Nel Rapporto si evidenzia come il PNRR rappresenti un fattore chiave per la crescita italiana, sostenendo in modo determinante il PIL ed evitando una fase di stagnazione. Nel 2025 l’attuazione ha accelerato, superando i 100 miliardi di spesa cumulata e beneficiando di una revisione del piano con minori vincoli operativi. Il picco di spesa è atteso nel 2026, con circa 44 miliardi di euro, ed un impatto sulla crescita del PIL reale pari allo 0.3%, che scendono a 41 miliardi nel biennio successivo (31 nel 2027 e 10 nel 2028) per il completamento di opere già avviate reso possibile dall’introduzione di determinati veicoli finanziari.
Sul fronte estero, permane ancora l’incertezza sugli effetti dei dazi USA, anche in attesa del verdetto della Corte Suprema sulla legittimità dei provvedimenti assunti facendo ricorso all’IEEPA (International Emergency Economic Powers Act). Allo stato attuale, l’aumento dei dazi USA comporta per l’Italia un impatto negativo sulla crescita del PIL pari a -0.3/-0.4 punti percentuali nel biennio 2026-2027. I dazi medi effettivi UE-USA passano da circa l’1.9% nel 2024 al 15.4% dopo gli accordi del 2025 (incremento di 13.5 punti).
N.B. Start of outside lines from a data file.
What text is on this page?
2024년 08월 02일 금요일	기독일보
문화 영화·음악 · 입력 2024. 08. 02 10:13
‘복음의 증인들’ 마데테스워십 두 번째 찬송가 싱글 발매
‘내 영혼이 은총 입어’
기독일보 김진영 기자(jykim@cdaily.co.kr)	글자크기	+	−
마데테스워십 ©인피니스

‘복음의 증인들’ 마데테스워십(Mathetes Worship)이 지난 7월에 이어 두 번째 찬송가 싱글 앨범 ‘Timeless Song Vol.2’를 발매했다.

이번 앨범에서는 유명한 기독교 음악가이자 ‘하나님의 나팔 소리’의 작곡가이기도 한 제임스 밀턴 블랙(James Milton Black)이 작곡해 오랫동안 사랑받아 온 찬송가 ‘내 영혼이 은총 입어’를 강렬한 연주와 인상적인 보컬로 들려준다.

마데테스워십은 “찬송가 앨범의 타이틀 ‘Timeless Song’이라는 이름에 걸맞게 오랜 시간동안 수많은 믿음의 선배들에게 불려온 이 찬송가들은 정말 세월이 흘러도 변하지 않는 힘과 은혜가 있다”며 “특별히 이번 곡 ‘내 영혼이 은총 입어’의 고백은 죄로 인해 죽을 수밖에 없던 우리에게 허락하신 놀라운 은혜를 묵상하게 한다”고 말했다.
Peggioramento più marcato per l’Italia, in quanto si passa dal 2.2% del 2024 al 16.2% del dopo accordo, con un aumento di 14 punti percentuali.
Sul piano della finanza pubblica, ricordando che la politica di bilancio è vincolata alla riduzione del disavanzo indicata dal Piano a medio termine, il Rapporto lo prevede più elevato rispetto alle stime ufficiali, ipotizzandolo al 2.8% nel 2027 (contro il 2.6%) e al 2.6% nel 2028 (contro il 2.3%), a motivo del ciclo elettorale, della spesa militare e per la transizione climatica, oltre che per un quadro macroeconomico meno favorevole.
Anche in uno scenario di aumento progressivo dell’avanzo primario, la riduzione del debito resta decisamente lenta. Nello scenario a politiche invariate, secondo le previsioni contenute nell’analisi di Area Studi Legacoop e Prometeia, il rapporto debito/PIL passa, infatti, dal 136.9% del 2025 al 138.2% nel 2026, per poi flettere al 137% nel 2027 e al 136% nel 2028. Inoltre, con il progressivo disinvestimento della BCE (73 miliardi nel 2025, altrettanti nel 2026 e poco meno anche negli anni 2027-2030) il totale dei titoli del debito pubblico che dovranno essere assorbiti dal settore privato è a livelli molto più alti rispetto alla storia, rappresentando il 7.5% del PIL nel 2026, il 6.0% nel 2027 e il 5.7% nel 2028.